La primera vez me sucedió en T., ciudad que creen misteriosa quienes no la conocen y quienes la conocen mejor. Amanecí, y me miraba en el mal conservado espejo del cuarto de baño en el piso superior de la Villa Sadi-Sahda, cuando noté el arañazo que me señalaba el rostro. Quise hacer memoria, pero no recordaba haberme herido la noche anterior, y si lo había hecho durante algún sueño, el sueño se había borrado por completo. Dos días tardó la señal en desaparecer de mi mejilla.

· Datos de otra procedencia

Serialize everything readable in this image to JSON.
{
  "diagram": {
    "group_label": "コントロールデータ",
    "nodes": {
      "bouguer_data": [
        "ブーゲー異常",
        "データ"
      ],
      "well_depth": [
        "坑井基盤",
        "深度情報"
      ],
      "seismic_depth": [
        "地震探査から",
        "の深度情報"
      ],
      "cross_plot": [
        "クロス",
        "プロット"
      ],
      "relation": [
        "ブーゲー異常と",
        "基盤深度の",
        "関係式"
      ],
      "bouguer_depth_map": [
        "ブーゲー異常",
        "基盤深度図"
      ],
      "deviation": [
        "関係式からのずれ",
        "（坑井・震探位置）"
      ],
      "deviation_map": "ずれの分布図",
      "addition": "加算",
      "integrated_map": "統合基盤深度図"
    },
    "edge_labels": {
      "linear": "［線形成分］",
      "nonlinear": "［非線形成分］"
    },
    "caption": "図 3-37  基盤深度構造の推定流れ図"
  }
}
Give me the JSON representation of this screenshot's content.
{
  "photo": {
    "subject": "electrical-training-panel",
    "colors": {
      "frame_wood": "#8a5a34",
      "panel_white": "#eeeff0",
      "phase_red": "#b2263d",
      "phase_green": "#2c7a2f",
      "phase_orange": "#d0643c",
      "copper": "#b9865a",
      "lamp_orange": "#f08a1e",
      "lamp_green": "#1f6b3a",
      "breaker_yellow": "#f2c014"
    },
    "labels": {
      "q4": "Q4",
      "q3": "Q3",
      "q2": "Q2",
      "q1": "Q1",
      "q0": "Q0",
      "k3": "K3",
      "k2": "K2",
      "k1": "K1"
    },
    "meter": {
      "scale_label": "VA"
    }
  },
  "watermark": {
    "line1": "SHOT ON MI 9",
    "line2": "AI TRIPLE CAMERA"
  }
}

La segunda vez, siete noches después, estaba en M. Me desperté con un arañazo semejante, y sin el más débil recuerdo de un accidente o sueño alguno que lo explicara. Pero esta vez, acaso movido por la extraña sensación que el aspecto de la herida me causaba, me resolví a encontrar el motivo y a descubrir la manera en que se había producido.
Comencé por imaginar que yo mismo, en medio de una posible pesadilla, pude haberme señalado el rostro. Pero me parecía imposible que, dormido, hubiera conseguido producir dos heridas idénticas: una línea que comenzaba justo bajo el centro de mi ojo y bajaba, haciéndose más profunda, formando una media luna que terminaba junto a la comisura de mis labios. Así señalado, me resultaba embarazoso hablar con cualquiera, aun con los desconocidos.
Durante el viaje entre M. y G., decidí ir a hablar con un viejo amigo sobre mi problema. Cuando le hube narrado el caso, se sonrió. Y sin embargo, accedió a pasar conmigo las noches siguientes, para vigilar mi sueño. Nueve noches permaneció a mi lado, sin observar nada extraordinario. Pero la primera mañana cuya noche pasé solo, la señal apareció de nuevo. Así que fui a su casa para mostrársela. Después de examinarla, prometió que volvería a velar mi sueño. Se acomodó en la habitación contigua, y me pidió que hiciera un pequeño agujero en la pared divisoria, para que, según me explicó, pudiera observarme sin que su presencia afectase la posible actividad subconsciente durante mi sueño. A lo largo de veintisiete noches sin fruto me veló con perseverancia, y al cabo de este período ambos nos dimos por vencidos. Y otra vez, la segunda noche que pasé solo, la señal se produjo, aunque ahora con una variante: en lugar de la curva descendente, era una U invertida, justo bajo el ojo.
Estaba claro que una segunda persona, incluso oculta, impediría que el misterioso signo apareciera en mi rostro; así que renuncié a la idea de pedir ayuda externa. No salí de la casa aquel día; no quería ser visto por nadie, y me encerré en el cuartito que me servía de estudio, decidido a resolver el problema. Sólo una cosa sabía: la respuesta la tenía que encontrar yo solo.
Resultaría tedioso describir los diversos medios que ideé para mirarme a mí mismo mientras dormía, y reconozco que la idea misma era tan absurda, y tan monótona la busca abstracta a la que me había entregado, que, reclinado sobre el escritorio, me vi vencido por el sueño. Lo que soñaba no era sino la prolongación del asedio producto de mi obsesión. En el baño había un espejo circular, y soñé que lo descolgaba de la pared para llevarlo a mi cuarto. Tomé varios libros de la librería y con ellos levanté una columna para apoyar el espejo, de manera que, estando yo tendido en la cama, podía ver mi reflejo de cuerpo entero. Luego saqué dos pinzas de una cajita y, no sé cómo, las apliqué a cada uno de mis párpados, de suerte que me era imposible cerrar los ojos. Me quedé dormido con los ojos abiertos, y me miraba en el espejo oblicuo. Entonces oí algo, como el aleteo de un pájaro. Era algo sin forma claramente definida, una nubecita con garras, lo que vino a golpearme la cara. Inútilmente forcejeé, tratando de juntar los párpados. Y entonces, desesperado de mi propia impotencia, me desperté. Mientras reconstruía el sueño, me fui librando del miedo.
Más tarde por la noche, recostado en la cama, creyendo que así pondría fin al misterio, empecé a escribir este informe. Y no obstante, dos mañanas después, ahí tenía la señal, ahora inesperada, una letra U invertida debajo del ojo.